Rob van Koningsbruggen verwerft zijn grootste bekendheid in de jaren zeventig. Geïnspireerd door zijn grote voorbeeld Jan Schoonhoven maakt hij vanaf 1970 tekeningen en schilderijen waarin eenvoudige vormen of triviale teksten zo vaak worden herhaald, dat ze samenklonteren tot zelfstandige structuren. Als het Stedelijk Museum zijn werk in 1975 wil opnemen in de tentoonstelling Fundamentele schilderkunst, weigert Van Koningsbruggen. Hij voelt zich meer conceptueel dan fundamenteel kunstenaar. ‘Een kunstwerk wordt altijd gedragen door een idee’, legt hij uit. ‘Als dat goed is, is het een mooi werk.’

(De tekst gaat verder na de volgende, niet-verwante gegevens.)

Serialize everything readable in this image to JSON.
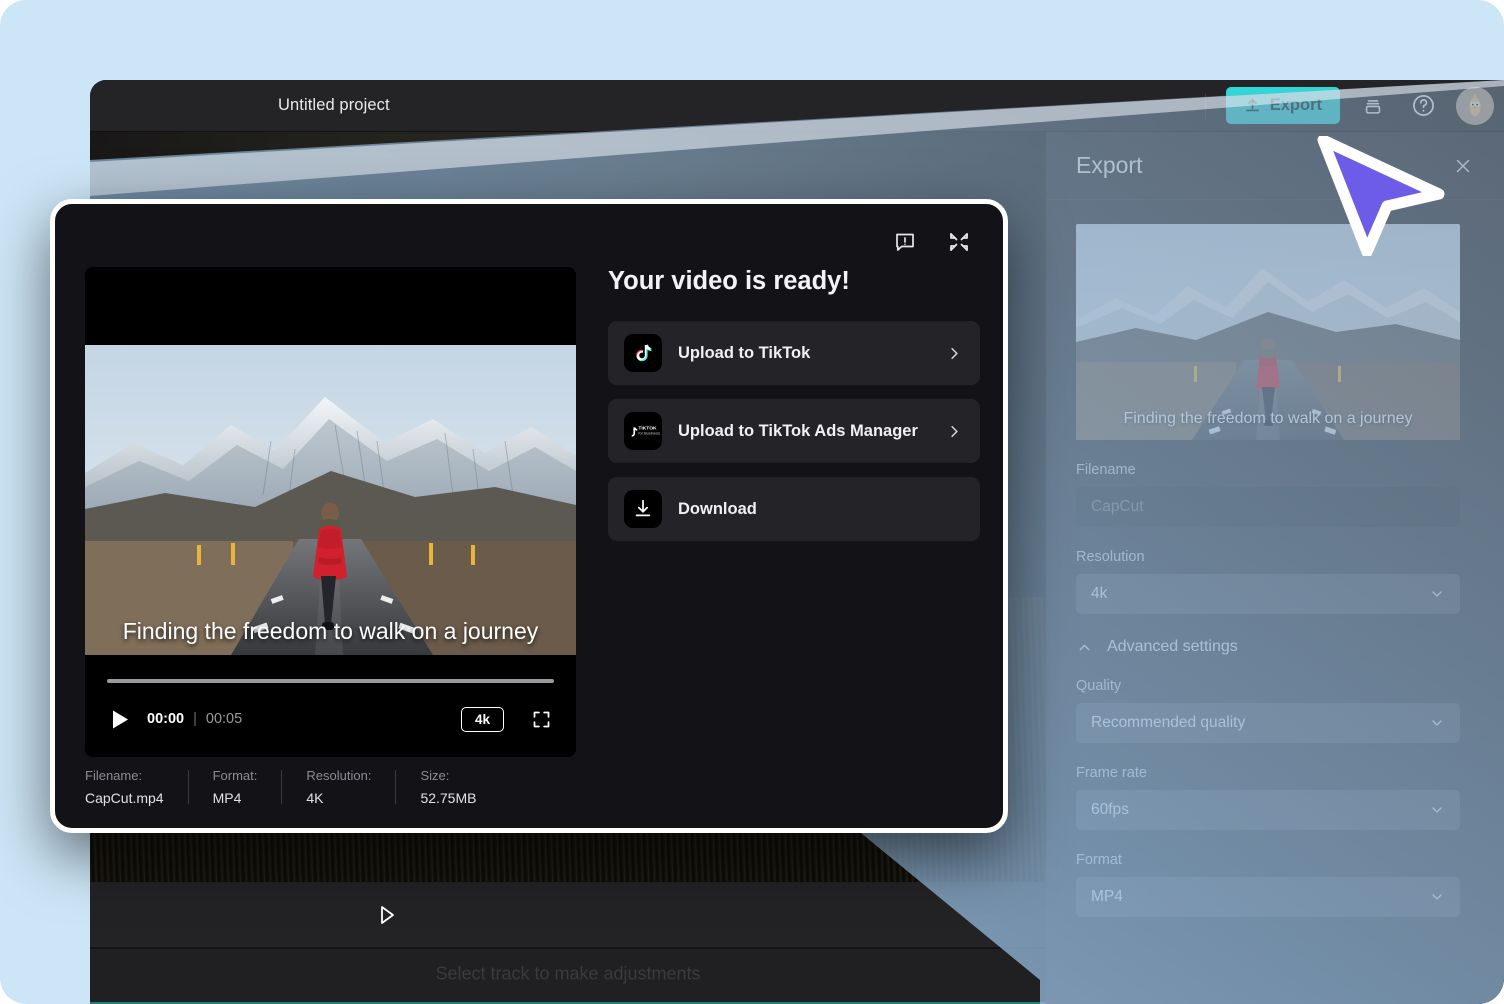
{
  "colors": {
    "page_background": "#cde6f7",
    "accent_teal": "#2fd8d8",
    "cursor_purple": "#6c5ce7",
    "panel_background": "#2b2b2f",
    "modal_background": "#131317",
    "modal_border": "#ffffff"
  },
  "topbar": {
    "project_title": "Untitled project",
    "export_label": "Export",
    "icons": {
      "upload": "upload-icon",
      "layers": "layers-icon",
      "help": "help-icon",
      "avatar": "avatar"
    }
  },
  "editor": {
    "timeline_hint": "Select track to make adjustments",
    "play_icon": "play-outline-icon"
  },
  "export_panel": {
    "title": "Export",
    "close_icon": "close-icon",
    "thumbnail_caption": "Finding the freedom to walk on a journey",
    "fields": {
      "filename": {
        "label": "Filename",
        "value": "CapCut",
        "placeholder": "CapCut"
      },
      "resolution": {
        "label": "Resolution",
        "value": "4k"
      },
      "quality": {
        "label": "Quality",
        "value": "Recommended quality"
      },
      "frame_rate": {
        "label": "Frame rate",
        "value": "60fps"
      },
      "format": {
        "label": "Format",
        "value": "MP4"
      }
    },
    "advanced_settings": {
      "label": "Advanced settings",
      "icon": "chevron-up-icon",
      "expanded": true
    }
  },
  "ready_modal": {
    "heading": "Your video is ready!",
    "report_icon": "report-feedback-icon",
    "minimize_icon": "minimize-icon",
    "player": {
      "caption": "Finding the freedom to walk on a journey",
      "play_icon": "play-icon",
      "current_time": "00:00",
      "time_separator": "|",
      "total_time": "00:05",
      "quality_badge": "4k",
      "fullscreen_icon": "fullscreen-icon",
      "progress_percent": 0
    },
    "actions": [
      {
        "label": "Upload to TikTok",
        "icon": "tiktok-icon",
        "has_chevron": true
      },
      {
        "label": "Upload to TikTok Ads Manager",
        "icon": "tiktok-for-business-icon",
        "has_chevron": true
      },
      {
        "label": "Download",
        "icon": "download-icon",
        "has_chevron": false
      }
    ],
    "metadata": [
      {
        "key": "Filename:",
        "value": "CapCut.mp4"
      },
      {
        "key": "Format:",
        "value": "MP4"
      },
      {
        "key": "Resolution:",
        "value": "4K"
      },
      {
        "key": "Size:",
        "value": "52.75MB"
      }
    ]
  },
  "cursor": {
    "icon": "mouse-pointer-icon"
  }
}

Met ijzeren consequentie voert hij die zienswijze door in de zogenoemde 'geschoven schilderijen', vervaardigd tussen 1974 en 1979. Door twee doeken met olieverf te bestrijken en ze langs elkaar heen te schuiven, creëert Van Koningsbruggen voorstellingen die als het ware zichzelf schilderen. Een van de resultaten is dit ongetitelde werk uit 1975.
In de jaren tachtig zet hij een punt achter zijn conceptuele werkwijze en keert hij terug naar kwast en doek.